SK's only argument as to why good cause exists for it to file a late claim is that Plaintiff's failure to send it direct notice constitutes a violation of SK's "procedural due process" right to this notice. However, Supplemental Rule G(4)(b)(v) prescribes, "[a] potential claimant who had actual notice of a forfeiture action may not oppose or seek relief from forfeiture because of [Plaintiff's] failure to send the required notice." Moreover, "[i]f . . . an interested party has actual knowledge of ongoing forfeiture proceedings from other sources, inadequacies in the notice afforded by the government will not work a deprivation of due process." Gonzalez-Gonzalez v. United States, 257 F.3d 31, 36 (1st Cir. 2001)(internal citation omitted). See Upshaw v. United States Customs Serv., 153 F. Supp. 2d 46, 51 (D. Mass. 2001) (stating "In any event, even if there was a statutory or regulatory violation [with respect to providing direct notice], this hardly arises to a constitutional dimension because [the party] had actual notice.") See also United States v. One Piece of Real Prop. Located at 15010 S.W. 168th St., 2008 U.S. Dist. LEXIS 84542 *6-7 (S.D. Fla. 2008)(holding that even where the government concedes notice was inadequate, if the potential claimant has actual notice, "he cannot look to the Supplemental Rules to advance his cause.")
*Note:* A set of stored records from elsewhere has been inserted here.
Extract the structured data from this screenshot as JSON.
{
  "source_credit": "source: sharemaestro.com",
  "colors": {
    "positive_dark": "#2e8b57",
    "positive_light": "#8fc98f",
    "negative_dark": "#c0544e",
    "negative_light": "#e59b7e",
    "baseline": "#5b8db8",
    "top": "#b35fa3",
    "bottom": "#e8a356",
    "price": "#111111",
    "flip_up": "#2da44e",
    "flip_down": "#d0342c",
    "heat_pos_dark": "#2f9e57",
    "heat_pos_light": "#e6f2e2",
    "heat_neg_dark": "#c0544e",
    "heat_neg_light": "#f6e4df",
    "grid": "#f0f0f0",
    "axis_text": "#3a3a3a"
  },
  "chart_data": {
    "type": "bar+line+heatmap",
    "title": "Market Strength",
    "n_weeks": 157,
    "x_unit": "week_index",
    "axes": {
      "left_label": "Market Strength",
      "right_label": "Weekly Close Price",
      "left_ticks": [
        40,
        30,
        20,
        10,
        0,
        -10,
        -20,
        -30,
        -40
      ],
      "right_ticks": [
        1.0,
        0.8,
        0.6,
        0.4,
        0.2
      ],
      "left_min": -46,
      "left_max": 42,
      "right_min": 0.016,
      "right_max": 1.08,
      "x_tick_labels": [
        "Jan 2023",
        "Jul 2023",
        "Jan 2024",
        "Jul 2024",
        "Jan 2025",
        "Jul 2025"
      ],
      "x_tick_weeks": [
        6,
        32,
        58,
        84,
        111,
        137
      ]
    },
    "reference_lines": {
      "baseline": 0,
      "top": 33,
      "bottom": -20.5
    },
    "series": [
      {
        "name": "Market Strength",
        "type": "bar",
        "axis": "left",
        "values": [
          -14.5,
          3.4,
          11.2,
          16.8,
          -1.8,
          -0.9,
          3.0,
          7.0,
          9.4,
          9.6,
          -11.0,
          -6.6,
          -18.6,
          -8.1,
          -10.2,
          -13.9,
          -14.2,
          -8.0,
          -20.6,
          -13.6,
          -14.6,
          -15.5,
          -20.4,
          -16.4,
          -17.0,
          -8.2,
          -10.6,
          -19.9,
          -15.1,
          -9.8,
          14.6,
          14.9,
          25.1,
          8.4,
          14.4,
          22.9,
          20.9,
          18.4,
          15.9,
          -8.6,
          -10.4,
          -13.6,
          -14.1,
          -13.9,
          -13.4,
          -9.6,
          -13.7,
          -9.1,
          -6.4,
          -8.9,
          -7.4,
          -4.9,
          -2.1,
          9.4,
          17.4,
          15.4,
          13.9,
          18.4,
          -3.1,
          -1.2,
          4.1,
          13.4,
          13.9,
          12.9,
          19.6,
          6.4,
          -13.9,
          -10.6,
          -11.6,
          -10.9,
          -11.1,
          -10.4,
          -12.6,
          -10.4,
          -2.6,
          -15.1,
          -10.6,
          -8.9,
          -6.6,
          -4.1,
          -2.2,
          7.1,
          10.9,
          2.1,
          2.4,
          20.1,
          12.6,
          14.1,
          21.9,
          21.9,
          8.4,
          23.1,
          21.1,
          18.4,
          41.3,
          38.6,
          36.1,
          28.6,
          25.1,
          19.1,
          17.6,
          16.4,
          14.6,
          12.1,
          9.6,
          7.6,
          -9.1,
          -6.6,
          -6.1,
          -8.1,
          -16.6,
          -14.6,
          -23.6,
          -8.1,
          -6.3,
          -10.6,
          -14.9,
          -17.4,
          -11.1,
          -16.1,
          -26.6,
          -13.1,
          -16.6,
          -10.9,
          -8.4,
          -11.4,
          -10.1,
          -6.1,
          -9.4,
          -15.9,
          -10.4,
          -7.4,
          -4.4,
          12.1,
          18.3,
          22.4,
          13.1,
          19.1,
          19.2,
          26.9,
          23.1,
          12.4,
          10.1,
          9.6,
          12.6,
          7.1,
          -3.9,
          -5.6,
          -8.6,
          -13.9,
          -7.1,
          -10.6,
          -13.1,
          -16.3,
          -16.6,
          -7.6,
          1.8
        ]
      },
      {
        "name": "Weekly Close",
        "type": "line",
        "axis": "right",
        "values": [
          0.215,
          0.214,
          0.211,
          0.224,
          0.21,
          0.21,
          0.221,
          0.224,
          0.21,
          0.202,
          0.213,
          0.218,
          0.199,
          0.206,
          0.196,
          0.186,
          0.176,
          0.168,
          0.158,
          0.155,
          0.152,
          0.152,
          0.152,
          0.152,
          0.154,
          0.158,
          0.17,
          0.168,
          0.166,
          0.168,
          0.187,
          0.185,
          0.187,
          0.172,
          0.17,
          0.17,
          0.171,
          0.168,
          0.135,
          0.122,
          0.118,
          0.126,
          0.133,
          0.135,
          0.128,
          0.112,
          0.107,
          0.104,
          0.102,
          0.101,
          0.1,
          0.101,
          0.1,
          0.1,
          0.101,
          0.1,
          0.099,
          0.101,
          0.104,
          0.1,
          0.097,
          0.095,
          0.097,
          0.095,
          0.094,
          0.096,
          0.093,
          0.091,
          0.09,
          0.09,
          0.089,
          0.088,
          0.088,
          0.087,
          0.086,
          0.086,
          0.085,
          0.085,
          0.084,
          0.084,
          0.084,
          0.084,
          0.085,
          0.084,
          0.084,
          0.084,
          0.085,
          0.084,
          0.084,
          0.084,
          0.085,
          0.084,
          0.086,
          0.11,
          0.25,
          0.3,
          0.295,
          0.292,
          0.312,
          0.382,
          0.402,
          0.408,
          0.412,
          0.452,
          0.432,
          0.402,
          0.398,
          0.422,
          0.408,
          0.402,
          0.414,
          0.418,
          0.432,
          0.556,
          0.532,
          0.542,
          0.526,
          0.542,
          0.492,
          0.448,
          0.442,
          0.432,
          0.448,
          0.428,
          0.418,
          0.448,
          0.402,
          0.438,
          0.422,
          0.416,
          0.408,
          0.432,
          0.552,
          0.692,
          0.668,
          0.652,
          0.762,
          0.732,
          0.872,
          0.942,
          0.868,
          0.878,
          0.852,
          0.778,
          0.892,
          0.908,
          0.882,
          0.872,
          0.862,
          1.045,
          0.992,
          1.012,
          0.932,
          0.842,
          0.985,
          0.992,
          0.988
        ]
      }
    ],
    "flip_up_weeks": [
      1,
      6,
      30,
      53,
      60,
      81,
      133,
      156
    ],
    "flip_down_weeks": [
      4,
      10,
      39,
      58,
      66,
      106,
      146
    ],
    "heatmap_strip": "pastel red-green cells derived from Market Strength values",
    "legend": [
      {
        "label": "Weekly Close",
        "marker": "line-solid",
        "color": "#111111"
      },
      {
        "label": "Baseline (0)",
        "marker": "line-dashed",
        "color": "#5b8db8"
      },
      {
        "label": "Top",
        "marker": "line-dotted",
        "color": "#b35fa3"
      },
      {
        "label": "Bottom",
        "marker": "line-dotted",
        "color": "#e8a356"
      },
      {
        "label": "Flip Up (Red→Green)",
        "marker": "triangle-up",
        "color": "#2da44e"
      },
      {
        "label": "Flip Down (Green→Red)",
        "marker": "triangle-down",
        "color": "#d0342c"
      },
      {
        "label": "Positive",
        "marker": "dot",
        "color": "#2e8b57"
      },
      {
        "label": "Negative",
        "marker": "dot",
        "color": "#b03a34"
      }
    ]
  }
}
Plaintiff shows SK had actual notice "at least by August 17, 2008" when the Sacramento Bee published an article which includes the following prepared statement from SK: "[SK] is not in a position to comment on allegations pertaining to [Plaintiff's] attempt to obtain a forfeiture of [the defendant] funds." (Pl. Opp'n at 12:1-8.) This article includes discussion of Plaintiff's filing of its initial forfeiture complaint. SK argued at the hearing that this article only shows it had actual notice of Plaintiff's initial forfeiture complaint, not actual notice of Plaintiff's amended forfeiture complaint, which was filed on September 8, 2008. Plaintiff rejoins that Supplemental Rule G(4)(b)(v) only requires that a potential claimant have actual notice of the "forfeiture action;" and that the initial complaint was sufficient to provide notice of this forfeiture action because the amended complaint is "exactly the same," except one number in one of the account numbers was altered. Plaintiff is correct that the initial complaint was sufficient to put SK on actual notice of Plaintiff's forfeiture action against the defendant funds.
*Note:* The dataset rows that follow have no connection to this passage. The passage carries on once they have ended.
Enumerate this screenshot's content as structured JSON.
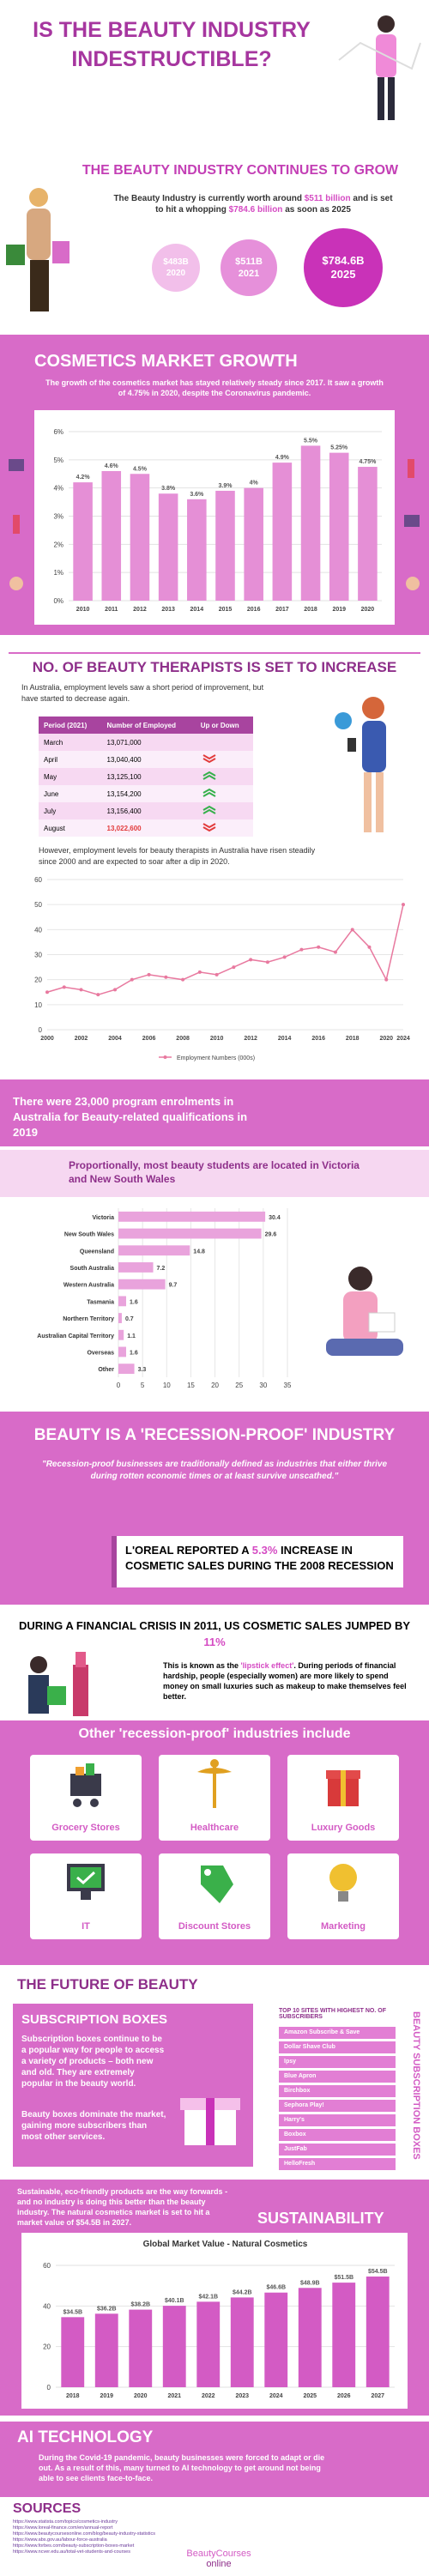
{
  "header": {
    "title": "IS THE BEAUTY INDUSTRY INDESTRUCTIBLE?"
  },
  "growth": {
    "title": "THE BEAUTY INDUSTRY CONTINUES TO GROW",
    "text": [
      "The Beauty Industry is currently worth around ",
      "$511 billion",
      " and is set to hit a whopping ",
      "$784.6 billion",
      " as soon as 2025"
    ],
    "circles": [
      {
        "amount": "$483B",
        "year": "2020"
      },
      {
        "amount": "$511B",
        "year": "2021"
      },
      {
        "amount": "$784.6B",
        "year": "2025"
      }
    ]
  },
  "cosmetics": {
    "title": "COSMETICS MARKET GROWTH",
    "text": "The growth of the cosmetics market has stayed relatively steady since 2017. It saw a growth of 4.75% in 2020, despite the Coronavirus pandemic."
  },
  "therapists": {
    "title": "NO. OF BEAUTY THERAPISTS IS SET TO INCREASE",
    "text": "In Australia, employment levels saw a short period of improvement, but have started to decrease again.",
    "table": {
      "columns": [
        "Period (2021)",
        "Number of Employed",
        "Up or Down"
      ],
      "rows": [
        [
          "March",
          "13,071,000"
        ],
        [
          "April",
          "13,040,400"
        ],
        [
          "May",
          "13,125,100"
        ],
        [
          "June",
          "13,154,200"
        ],
        [
          "July",
          "13,156,400"
        ],
        [
          "August",
          "13,022,600"
        ]
      ]
    },
    "text2": "However, employment levels for beauty therapists in Australia have risen steadily since 2000 and are expected to soar after a dip in 2020."
  },
  "enrolments": "There were 23,000 program enrolments in Australia for Beauty-related qualifications in 2019",
  "proportion": "Proportionally, most beauty students are located in Victoria and New South Wales",
  "recession": {
    "title": "BEAUTY IS A 'RECESSION-PROOF' INDUSTRY",
    "quote": "\"Recession-proof businesses are traditionally defined as industries that either thrive during rotten economic times or at least survive unscathed.\"",
    "loreal": [
      "L'OREAL REPORTED A ",
      "5.3%",
      " INCREASE IN COSMETIC SALES DURING THE 2008 RECESSION"
    ],
    "crisis": [
      "DURING A FINANCIAL CRISIS IN 2011, US COSMETIC SALES JUMPED BY ",
      "11%"
    ],
    "lipstick": [
      "This is known as the ",
      "'lipstick effect'",
      ". During periods of financial hardship, people (especially women) are more likely to spend money on small luxuries such as makeup to make themselves feel better."
    ]
  },
  "industries": {
    "title": "Other 'recession-proof' industries include",
    "items": [
      "Grocery Stores",
      "Healthcare",
      "Luxury Goods",
      "IT",
      "Discount Stores",
      "Marketing"
    ]
  },
  "future": {
    "title": "THE FUTURE OF BEAUTY",
    "subscription": {
      "title": "SUBSCRIPTION BOXES",
      "text1": "Subscription boxes continue to be a popular way for people to access a variety of products – both new and old. They are extremely popular in the beauty world.",
      "text2": "Beauty boxes dominate the market, gaining more subscribers than most other services."
    },
    "sites": {
      "title": "TOP 10 SITES WITH HIGHEST NO. OF SUBSCRIBERS",
      "side": "BEAUTY SUBSCRIPTION BOXES",
      "items": [
        "Amazon Subscribe & Save",
        "Dollar Shave Club",
        "Ipsy",
        "Blue Apron",
        "Birchbox",
        "Sephora Play!",
        "Harry's",
        "Boxbox",
        "JustFab",
        "HelloFresh"
      ]
    }
  },
  "sustainability": {
    "title": "SUSTAINABILITY",
    "text": "Sustainable, eco-friendly products are the way forwards - and no industry is doing this better than the beauty industry. The natural cosmetics market is set to hit a market value of $54.5B in 2027."
  },
  "ai": {
    "title": "AI TECHNOLOGY",
    "text": "During the Covid-19 pandemic, beauty businesses were forced to adapt or die out. As a result of this, many turned to AI technology to get around not being able to see clients face-to-face."
  },
  "sources": {
    "title": "SOURCES",
    "items": [
      "https://www.statista.com/topics/cosmetics-industry",
      "https://www.loreal-finance.com/en/annual-report",
      "https://www.beautycoursesonline.com/blog/beauty-industry-statistics",
      "https://www.abs.gov.au/labour-force-australia",
      "https://www.forbes.com/beauty-subscription-boxes-market",
      "https://www.ncver.edu.au/total-vet-students-and-courses"
    ]
  },
  "logo": [
    "Beauty",
    "Courses",
    "online"
  ],
  "chart_data": [
    {
      "type": "bar",
      "categories": [
        "2010",
        "2011",
        "2012",
        "2013",
        "2014",
        "2015",
        "2016",
        "2017",
        "2018",
        "2019",
        "2020"
      ],
      "values": [
        4.2,
        4.6,
        4.5,
        3.8,
        3.6,
        3.9,
        4,
        4.9,
        5.5,
        5.25,
        4.75
      ],
      "value_labels": [
        "4.2%",
        "4.6%",
        "4.5%",
        "3.8%",
        "3.6%",
        "3.9%",
        "4%",
        "4.9%",
        "5.5%",
        "5.25%",
        "4.75%"
      ],
      "color": "#e58fd6",
      "ylim": [
        0,
        6
      ],
      "yticks": [
        {
          "value": 0,
          "label": "0%"
        },
        {
          "value": 1,
          "label": "1%"
        },
        {
          "value": 2,
          "label": "2%"
        },
        {
          "value": 3,
          "label": "3%"
        },
        {
          "value": 4,
          "label": "4%"
        },
        {
          "value": 5,
          "label": "5%"
        },
        {
          "value": 6,
          "label": "6%"
        }
      ],
      "grid": true
    },
    {
      "type": "line",
      "categories": [
        "2000",
        null,
        "2002",
        null,
        "2004",
        null,
        "2006",
        null,
        "2008",
        null,
        "2010",
        null,
        "2012",
        null,
        "2014",
        null,
        "2016",
        null,
        "2018",
        null,
        "2020",
        "2024"
      ],
      "series": [
        {
          "name": "Employment Numbers (000s)",
          "color": "#e8799f",
          "values": [
            15,
            17,
            16,
            14,
            16,
            20,
            22,
            21,
            20,
            23,
            22,
            25,
            28,
            27,
            29,
            32,
            33,
            31,
            40,
            33,
            20,
            50
          ]
        }
      ],
      "ylim": [
        0,
        60
      ],
      "yticks": [
        0,
        10,
        20,
        30,
        40,
        50,
        60
      ],
      "grid": true
    },
    {
      "type": "barh",
      "categories": [
        "Victoria",
        "New South Wales",
        "Queensland",
        "South Australia",
        "Western Australia",
        "Tasmania",
        "Northern Territory",
        "Australian Capital Territory",
        "Overseas",
        "Other"
      ],
      "values": [
        30.4,
        29.6,
        14.8,
        7.2,
        9.7,
        1.6,
        0.7,
        1.1,
        1.6,
        3.3
      ],
      "color": "#e9a3dc",
      "xlim": [
        0,
        35
      ],
      "xticks": [
        0,
        5,
        10,
        15,
        20,
        25,
        30,
        35
      ],
      "grid": true
    },
    {
      "type": "bar",
      "title": "Global Market Value - Natural Cosmetics",
      "categories": [
        "2018",
        "2019",
        "2020",
        "2021",
        "2022",
        "2023",
        "2024",
        "2025",
        "2026",
        "2027"
      ],
      "values": [
        34.5,
        36.2,
        38.2,
        40.1,
        42.1,
        44.2,
        46.6,
        48.9,
        51.5,
        54.5
      ],
      "value_labels": [
        "$34.5B",
        "$36.2B",
        "$38.2B",
        "$40.1B",
        "$42.1B",
        "$44.2B",
        "$46.6B",
        "$48.9B",
        "$51.5B",
        "$54.5B"
      ],
      "color": "#d35bc4",
      "ylim": [
        0,
        60
      ],
      "yticks": [
        0,
        20,
        40,
        60
      ],
      "grid": true
    }
  ]
}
SK proffers no reason justifying its six month delay filing its motion for leave to file a late claim other than Plaintiff's failure to provide it with direct notice. See United States v. 100,348.00 in United States Currency, 354 F.3d 1110, 1117-8 (9th Cir. 2004)(outlining some factors a district court may consider in ruling on an untimely claim.) Further, SK virtually conceded at the hearing it had actual notice of the forfeiture action when its then counsel spoke to the Sacramento Bee, but counsel for SK then indicated in a conclusory manner (unsupported by facts or law) that the time to file a claim prescribed the Supplemental Rules should be ignored. SK makes this argument in the face of Plaintiff's argument that, "[b]ut for SK['s] belated effort to challenge the forfeiture, this civil action would now be closed." (Pl. Opp'n at 3:8-9.) Plaintiff states in its April, 9, 2009 Status Report, that if "SK['s] motion is denied, [P]laintiff will immediately file a Final Judgment of Forfeiture for the Court's signature" in accordance with the "Stipulation for Final Judgment of Forfeiture" filed by Plaintiff on February 20, 2009. (Pl. Status Report at 3:1-2.)
Since SK has not shown good cause to justify granting its motion, its motion is denied.